World Health Organization external relations

Personal details
- Born: Naomi Pasiharigutwi Nhiwatiwa 15 April 1941 Umtali (today Mutare)
- Died: 12 April 2012 (aged 70) South Bend
- Party: ZANU-PF
- Alma mater: State University of New York at Buffalo
- Portfolio: Deputy Minister of Posts and Telecommunications

= Naomi Nhiwatiwa =

Zimbabwean independence activist and politician

Naomi Pasiharigutwi Nhiwatiwa (15 April 1941 – 12 April 2012) was a Zimbabwean independence activist and cabinet minister. In the 1990s, she worked for an extended period as a director with the World Health Organization in Brazzaville, Congo.

==Biography==
Born in Umtali (renamed Mutare in 1982), she studied in the United States at the State University of New York at Buffalo, earning a PhD in Intercultural and Diplomatic Communications in 1979. In the late 1970s, she participated in the first ZANU-PF Women's League meeting at Shai Shai in Mozambique. She became a spokesperson for the party, keen to promote women's emancipation. Following the independence of Zimbabwe in 1980, Nhiwatiwa was one of only five women who became members of parliament for the ruling ZANU–PF party. Alongside Joice Mujuru (later Vice-President between 2004 - 2014) and Victoria Chitepo, as Deputy Minister of Posts and Telecommunications, she was one of Zimbabwe's few female cabinet ministers.

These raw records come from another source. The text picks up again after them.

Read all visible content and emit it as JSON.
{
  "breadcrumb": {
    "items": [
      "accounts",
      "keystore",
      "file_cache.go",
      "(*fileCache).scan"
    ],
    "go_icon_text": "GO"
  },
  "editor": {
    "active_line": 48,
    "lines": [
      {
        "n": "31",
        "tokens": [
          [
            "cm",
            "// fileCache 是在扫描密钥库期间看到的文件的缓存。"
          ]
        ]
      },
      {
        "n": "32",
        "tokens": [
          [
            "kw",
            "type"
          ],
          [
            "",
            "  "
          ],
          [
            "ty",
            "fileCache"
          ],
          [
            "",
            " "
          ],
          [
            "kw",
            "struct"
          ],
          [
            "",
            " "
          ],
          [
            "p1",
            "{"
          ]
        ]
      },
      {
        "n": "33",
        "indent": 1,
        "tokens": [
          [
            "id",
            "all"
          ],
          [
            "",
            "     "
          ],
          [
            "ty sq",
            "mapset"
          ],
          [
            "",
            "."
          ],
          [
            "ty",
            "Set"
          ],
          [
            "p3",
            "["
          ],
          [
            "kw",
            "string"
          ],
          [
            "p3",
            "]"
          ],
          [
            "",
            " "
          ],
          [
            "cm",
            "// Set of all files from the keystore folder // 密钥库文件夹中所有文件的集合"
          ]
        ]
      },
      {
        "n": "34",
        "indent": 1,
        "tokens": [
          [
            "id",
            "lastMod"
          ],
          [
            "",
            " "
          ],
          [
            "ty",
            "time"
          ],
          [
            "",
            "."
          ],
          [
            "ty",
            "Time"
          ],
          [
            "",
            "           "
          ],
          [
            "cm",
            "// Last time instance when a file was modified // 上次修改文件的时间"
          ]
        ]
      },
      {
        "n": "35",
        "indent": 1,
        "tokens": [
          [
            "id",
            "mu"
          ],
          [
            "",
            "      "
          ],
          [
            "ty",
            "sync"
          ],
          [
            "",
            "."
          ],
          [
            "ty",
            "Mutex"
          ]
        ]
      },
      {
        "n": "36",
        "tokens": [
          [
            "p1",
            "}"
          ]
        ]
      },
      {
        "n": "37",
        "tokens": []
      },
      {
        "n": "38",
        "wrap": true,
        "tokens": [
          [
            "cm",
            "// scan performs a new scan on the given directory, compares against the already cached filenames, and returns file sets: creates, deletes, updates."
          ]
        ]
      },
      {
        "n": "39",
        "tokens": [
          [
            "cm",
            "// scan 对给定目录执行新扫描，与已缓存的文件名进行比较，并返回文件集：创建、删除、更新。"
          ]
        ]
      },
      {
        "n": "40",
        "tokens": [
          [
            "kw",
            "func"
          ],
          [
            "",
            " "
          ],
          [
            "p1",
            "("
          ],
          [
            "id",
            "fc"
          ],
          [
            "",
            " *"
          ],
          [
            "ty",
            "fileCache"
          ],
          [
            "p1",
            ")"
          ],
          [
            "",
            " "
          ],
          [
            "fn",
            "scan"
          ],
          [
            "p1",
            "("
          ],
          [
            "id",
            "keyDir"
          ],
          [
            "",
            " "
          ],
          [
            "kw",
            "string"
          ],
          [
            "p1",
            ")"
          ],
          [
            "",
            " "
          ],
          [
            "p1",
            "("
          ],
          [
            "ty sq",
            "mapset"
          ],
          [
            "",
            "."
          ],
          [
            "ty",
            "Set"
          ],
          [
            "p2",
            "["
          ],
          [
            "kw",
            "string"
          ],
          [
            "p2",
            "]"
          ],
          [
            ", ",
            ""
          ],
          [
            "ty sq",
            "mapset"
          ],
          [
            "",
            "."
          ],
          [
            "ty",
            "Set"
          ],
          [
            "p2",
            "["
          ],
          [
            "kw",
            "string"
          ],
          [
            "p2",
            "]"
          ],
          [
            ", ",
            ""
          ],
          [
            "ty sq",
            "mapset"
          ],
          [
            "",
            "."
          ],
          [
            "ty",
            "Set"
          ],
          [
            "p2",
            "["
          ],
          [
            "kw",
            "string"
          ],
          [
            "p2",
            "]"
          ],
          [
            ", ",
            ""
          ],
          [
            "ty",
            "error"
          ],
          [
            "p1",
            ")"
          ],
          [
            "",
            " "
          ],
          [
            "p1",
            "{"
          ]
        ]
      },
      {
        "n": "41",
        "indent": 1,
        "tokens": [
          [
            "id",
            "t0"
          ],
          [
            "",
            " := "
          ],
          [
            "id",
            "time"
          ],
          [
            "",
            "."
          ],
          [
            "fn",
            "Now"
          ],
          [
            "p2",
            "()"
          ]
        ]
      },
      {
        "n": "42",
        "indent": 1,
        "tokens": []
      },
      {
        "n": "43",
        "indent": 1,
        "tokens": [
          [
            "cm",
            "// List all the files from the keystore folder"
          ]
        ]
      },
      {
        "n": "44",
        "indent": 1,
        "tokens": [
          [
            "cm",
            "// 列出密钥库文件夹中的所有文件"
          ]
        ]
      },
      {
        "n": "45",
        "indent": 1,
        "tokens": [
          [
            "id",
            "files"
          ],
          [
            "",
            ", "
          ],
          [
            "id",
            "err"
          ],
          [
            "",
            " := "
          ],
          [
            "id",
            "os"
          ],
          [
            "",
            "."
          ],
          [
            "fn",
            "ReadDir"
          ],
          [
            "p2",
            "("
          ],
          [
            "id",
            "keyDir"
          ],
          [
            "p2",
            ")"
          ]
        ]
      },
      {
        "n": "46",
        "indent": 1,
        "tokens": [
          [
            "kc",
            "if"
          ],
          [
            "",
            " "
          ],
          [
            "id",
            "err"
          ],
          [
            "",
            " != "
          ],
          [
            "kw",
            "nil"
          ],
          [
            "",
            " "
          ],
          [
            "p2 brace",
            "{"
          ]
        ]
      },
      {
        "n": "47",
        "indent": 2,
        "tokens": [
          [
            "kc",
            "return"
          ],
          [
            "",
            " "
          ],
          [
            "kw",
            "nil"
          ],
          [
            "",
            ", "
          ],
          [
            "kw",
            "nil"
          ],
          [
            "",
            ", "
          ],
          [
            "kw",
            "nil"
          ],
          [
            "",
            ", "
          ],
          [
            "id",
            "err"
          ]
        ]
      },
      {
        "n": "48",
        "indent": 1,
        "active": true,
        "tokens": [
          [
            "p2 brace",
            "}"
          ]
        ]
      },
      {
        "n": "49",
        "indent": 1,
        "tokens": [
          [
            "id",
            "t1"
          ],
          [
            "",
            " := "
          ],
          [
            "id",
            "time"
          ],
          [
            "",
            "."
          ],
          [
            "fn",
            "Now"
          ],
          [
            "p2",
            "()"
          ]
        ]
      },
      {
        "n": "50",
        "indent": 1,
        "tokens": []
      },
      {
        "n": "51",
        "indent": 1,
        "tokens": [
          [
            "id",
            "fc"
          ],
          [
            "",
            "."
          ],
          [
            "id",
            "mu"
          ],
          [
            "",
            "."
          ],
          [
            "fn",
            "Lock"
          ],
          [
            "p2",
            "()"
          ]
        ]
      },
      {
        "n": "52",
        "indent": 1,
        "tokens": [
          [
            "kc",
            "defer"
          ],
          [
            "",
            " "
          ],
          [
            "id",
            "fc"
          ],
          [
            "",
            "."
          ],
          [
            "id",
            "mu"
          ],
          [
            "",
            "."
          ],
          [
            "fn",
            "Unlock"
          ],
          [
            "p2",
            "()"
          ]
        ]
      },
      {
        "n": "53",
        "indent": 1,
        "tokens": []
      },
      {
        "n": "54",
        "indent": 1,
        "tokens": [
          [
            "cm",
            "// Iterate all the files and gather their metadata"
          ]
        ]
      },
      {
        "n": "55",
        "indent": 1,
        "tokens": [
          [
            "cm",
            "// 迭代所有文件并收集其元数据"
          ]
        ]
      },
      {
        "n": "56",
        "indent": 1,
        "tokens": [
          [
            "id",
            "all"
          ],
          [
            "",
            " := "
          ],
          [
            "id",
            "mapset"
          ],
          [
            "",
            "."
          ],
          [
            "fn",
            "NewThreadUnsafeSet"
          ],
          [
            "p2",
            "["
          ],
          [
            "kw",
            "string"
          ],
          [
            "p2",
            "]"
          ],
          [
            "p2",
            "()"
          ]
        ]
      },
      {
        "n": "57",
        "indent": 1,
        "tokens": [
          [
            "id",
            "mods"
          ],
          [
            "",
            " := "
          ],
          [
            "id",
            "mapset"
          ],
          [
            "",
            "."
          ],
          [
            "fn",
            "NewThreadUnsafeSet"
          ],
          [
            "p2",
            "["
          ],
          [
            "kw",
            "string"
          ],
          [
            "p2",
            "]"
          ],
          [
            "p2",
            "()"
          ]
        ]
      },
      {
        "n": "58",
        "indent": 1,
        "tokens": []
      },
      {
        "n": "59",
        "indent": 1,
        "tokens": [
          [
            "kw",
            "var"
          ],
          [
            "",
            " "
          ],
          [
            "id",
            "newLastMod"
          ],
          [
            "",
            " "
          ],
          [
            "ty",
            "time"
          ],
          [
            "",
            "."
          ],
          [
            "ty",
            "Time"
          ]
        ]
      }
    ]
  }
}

In 1988, she left the government of Zimbabwe to become a senior Unicef official in Nairobi, Kenya. She moved to Brazzaville in 1993 as director responsible for the World Health Organization's external relations for the Africa Region. In 1998, she became a senior advisor to the United Nations in New York.

After retiring from the United Nations in 2001, Nhiwatiwa became a charity worker, founding the Zerapath AIDS Orphanage in Harare. She has also been a visiting professor at Pepperdine University in California.

Naomi Nhiwatiwa died in South Bend, Indiana, on 12 April 2012.